Key Technical Decisions & Next Steps:

  • OCR & Database: Victor is moving immediately to OCR processing. While pdf2ocr was discussed, they agreed that since most files are text-based PDFs (not scanned images), full image-to-text conversion might be overkill. The priority is text extraction and categorization. @jnxmas plans to implement a NoSQL database (MongoDB) to store OCR content alongside metadata (source, date) to support the RAG system.
  • Observability: @jnxmas is finalizing the integration of Opik within n8n workflows. This ensures that if the Ocapistaine application triggers an n8n workflow involving an LLM, both systems report traces to the same Opik observability project, providing a unified view of checking the "Charter validity" and "Hallucination detection."
  • Submission Prep: @jnxmas will focus on writing the article/documentation to justify the technical choices and process for the submission, while Victor attempts to finish the OCR pipeline and potentially start the MongoDB implementation before he becomes unavailable for a few days.

Action Plan & Tasks

1. Data Engineering & Backend

  • Task: Finalize PDF Text Extraction & OCR
    • Owner: @zcbtvag (Victor)
    • Description: Run the extraction on the downloaded ~4,000 PDFs. Focus on text-based extraction first, only using heavy OCR (image-to-text) if necessary. Commit the code logic (not the files themselves) to the dev branch.
    • Deadline: Tonight / ASAP (Before Victor travels).
    • Success Criteria: Text extracted from PDFs and ready for database ingestion.
  • Task: Push Dev Branch Changes
    • Owner: @zcbtvag (Victor)
    • Description: Push the latest scraper and extraction logic to GitHub so @jnxmas can pull the code.
    • Deadline: Tonight.
    • Success Criteria: PR raised/Code available on the remote repository.
  • Task: Implement MongoDB for Vector/Content Storage
    • Owner: @jnxmas [Secondary: Victor if time permits]
    • Description: Set up a NoSQL database (MongoDB) to store extracted PDF content + metadata (source URL, date, category). This is crucial for the RAG system to function efficiently.
    • Deadline: Next 24 Hours.
    • Success Criteria: DB instance running and successfully storing OCR output.

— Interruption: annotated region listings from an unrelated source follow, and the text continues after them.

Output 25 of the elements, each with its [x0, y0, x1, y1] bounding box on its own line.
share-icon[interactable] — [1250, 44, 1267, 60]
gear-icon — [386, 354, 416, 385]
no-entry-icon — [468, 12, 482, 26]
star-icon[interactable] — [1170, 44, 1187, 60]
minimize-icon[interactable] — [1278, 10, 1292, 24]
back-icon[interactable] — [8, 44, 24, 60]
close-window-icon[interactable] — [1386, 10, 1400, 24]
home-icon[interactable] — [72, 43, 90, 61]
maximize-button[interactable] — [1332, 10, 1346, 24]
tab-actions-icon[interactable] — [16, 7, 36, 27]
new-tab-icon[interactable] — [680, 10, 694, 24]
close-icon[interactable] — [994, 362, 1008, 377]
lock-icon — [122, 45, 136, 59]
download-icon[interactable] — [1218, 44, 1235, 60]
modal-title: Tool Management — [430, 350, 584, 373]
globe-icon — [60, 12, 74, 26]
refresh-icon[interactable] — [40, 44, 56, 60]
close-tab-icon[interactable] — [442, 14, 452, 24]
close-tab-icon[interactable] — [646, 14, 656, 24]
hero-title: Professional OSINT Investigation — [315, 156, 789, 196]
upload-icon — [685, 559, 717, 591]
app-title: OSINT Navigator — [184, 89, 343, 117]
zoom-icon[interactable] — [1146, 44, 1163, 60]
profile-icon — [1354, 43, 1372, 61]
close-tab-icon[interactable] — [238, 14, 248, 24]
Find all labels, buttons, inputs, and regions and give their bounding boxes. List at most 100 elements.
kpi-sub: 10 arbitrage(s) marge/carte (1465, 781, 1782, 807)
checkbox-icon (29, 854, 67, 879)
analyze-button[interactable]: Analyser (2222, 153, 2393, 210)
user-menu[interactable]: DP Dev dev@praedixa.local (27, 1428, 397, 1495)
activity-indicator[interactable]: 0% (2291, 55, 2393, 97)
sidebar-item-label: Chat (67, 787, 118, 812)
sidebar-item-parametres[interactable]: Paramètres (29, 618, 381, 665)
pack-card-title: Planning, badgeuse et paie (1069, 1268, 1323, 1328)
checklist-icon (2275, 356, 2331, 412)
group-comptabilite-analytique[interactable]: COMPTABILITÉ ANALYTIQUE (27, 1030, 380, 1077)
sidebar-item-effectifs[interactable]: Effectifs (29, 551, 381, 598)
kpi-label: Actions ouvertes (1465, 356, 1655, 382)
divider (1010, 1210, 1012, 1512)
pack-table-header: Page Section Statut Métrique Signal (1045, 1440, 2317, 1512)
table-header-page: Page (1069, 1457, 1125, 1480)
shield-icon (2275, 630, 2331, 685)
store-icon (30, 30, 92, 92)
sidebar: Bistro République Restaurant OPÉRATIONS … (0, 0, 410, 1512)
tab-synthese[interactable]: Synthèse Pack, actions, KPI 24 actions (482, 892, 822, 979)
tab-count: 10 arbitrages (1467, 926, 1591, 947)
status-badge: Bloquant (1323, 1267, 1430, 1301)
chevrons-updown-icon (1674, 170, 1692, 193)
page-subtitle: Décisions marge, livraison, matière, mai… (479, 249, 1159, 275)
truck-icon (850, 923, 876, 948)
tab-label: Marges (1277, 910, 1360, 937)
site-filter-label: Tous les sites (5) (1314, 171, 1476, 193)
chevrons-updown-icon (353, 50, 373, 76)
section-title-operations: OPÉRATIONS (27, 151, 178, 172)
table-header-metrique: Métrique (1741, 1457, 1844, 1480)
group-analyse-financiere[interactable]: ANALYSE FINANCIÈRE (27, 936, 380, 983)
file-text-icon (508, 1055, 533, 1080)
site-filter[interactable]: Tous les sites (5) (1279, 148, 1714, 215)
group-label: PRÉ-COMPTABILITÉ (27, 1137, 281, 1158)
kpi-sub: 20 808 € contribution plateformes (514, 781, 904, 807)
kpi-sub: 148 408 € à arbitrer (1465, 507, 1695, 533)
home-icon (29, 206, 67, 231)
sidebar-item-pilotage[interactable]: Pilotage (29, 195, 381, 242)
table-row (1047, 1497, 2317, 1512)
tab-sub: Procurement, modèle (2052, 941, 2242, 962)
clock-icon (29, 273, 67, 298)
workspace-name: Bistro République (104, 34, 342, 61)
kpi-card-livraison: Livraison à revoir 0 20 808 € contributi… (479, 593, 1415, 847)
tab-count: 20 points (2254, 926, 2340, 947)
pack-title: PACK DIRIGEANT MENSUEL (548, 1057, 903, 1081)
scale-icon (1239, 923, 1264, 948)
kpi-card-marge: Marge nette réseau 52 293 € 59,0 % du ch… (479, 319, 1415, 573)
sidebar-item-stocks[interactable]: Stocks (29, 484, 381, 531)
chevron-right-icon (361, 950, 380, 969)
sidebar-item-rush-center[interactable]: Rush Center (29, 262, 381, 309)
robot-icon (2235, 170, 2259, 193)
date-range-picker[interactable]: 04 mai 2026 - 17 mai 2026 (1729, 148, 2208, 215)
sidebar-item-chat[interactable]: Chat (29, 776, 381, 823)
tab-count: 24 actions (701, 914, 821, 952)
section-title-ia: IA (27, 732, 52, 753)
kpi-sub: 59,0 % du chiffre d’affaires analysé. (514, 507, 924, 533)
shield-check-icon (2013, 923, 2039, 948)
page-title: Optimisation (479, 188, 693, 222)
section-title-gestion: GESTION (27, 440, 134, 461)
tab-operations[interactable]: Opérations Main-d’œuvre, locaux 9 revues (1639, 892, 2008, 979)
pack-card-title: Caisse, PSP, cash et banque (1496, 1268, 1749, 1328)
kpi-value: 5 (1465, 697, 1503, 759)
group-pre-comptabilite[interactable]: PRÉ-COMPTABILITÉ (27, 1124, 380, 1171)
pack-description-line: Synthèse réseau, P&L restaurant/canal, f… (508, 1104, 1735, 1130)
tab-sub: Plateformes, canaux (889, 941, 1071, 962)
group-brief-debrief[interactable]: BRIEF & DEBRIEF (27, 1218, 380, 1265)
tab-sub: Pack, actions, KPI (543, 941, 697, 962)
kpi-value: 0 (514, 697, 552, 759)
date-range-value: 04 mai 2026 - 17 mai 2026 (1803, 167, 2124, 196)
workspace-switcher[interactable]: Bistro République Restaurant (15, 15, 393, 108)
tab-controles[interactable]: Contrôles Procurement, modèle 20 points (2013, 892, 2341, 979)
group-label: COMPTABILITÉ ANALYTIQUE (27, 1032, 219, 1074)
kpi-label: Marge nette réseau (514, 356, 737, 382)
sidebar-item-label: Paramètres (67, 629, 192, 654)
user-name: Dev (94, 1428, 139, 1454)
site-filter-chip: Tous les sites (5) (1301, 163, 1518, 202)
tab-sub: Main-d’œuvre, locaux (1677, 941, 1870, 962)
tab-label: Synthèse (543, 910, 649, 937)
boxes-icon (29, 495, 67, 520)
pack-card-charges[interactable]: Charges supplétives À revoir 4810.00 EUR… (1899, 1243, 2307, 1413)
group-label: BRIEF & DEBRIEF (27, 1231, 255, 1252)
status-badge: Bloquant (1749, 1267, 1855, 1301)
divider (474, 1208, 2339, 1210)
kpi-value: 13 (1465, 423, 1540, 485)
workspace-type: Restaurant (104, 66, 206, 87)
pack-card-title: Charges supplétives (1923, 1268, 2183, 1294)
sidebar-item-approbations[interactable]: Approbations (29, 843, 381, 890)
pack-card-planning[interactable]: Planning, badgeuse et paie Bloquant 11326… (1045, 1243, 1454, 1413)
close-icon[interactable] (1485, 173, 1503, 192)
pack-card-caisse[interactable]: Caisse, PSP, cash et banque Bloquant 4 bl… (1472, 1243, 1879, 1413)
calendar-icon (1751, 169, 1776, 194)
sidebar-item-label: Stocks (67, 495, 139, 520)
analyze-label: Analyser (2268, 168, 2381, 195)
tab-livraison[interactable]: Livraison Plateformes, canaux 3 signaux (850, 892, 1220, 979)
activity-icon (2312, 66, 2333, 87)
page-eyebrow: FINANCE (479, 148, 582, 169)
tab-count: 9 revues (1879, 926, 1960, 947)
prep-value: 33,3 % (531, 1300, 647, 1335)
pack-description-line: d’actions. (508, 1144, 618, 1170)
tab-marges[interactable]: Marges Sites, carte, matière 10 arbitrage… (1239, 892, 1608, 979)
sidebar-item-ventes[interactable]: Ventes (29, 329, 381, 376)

2. Deployment & Hackathon Submission

  • Task: Configure Local Demo Environment (ngrok)
    • Owner: @jnxmas
    • Description: Finalize the secure ngrok tunnel (ocapistaine.ngrok.app) pointing to the local Streamlit UI. Ensure the external facing demo is locked to Ollama, while internal dev builds can use Gemini.
    • Deadline: Tomorrow Morning.
    • Success Criteria: Live URL accessible to external users (jury) without exposing sensitive internal keys.
  • Task: Draft Hackathon Submission Article
    • Owner: @jnxmas
    • Description: Write the required project description, work process, and key achievements for the hackathon platform. Focus on the "Charter Check" agent and Opik integration.
    • Deadline: Tomorrow Mid-day.
    • Success Criteria: Text ready for copy-paste into the submission form.

3. Observability (Opik)

  • Task: Verify Double-Tracing (App + N8N)
    • Owner: @jnxmas
    • Description: Confirm that Opik receives traces from both the Python app (Ocapistaine) and the n8n docker container when an LLM is triggered.
    • Deadline: Tomorrow.
    • Success Criteria: Unified dashboard in Opik showing traces from both sources.

Status Dashboard

  • Overall Progress: 🟡 Mixed (Scraping done, OCR/DB pending, Deployment strategy fixed).
  • Open High-Priority Tasks:
    1. Run/Finish OCR on 4k PDFs (@zcbtvag).
    2. Set up MongoDB for data ingestion (@jnschilling).
    3. Finalize "Charter Check" Agent + Opik Tracing for Demo (@jnschilling).
  • Next Milestone: Hackathon MVP Submission (Deadline: ~1 day 14 hours).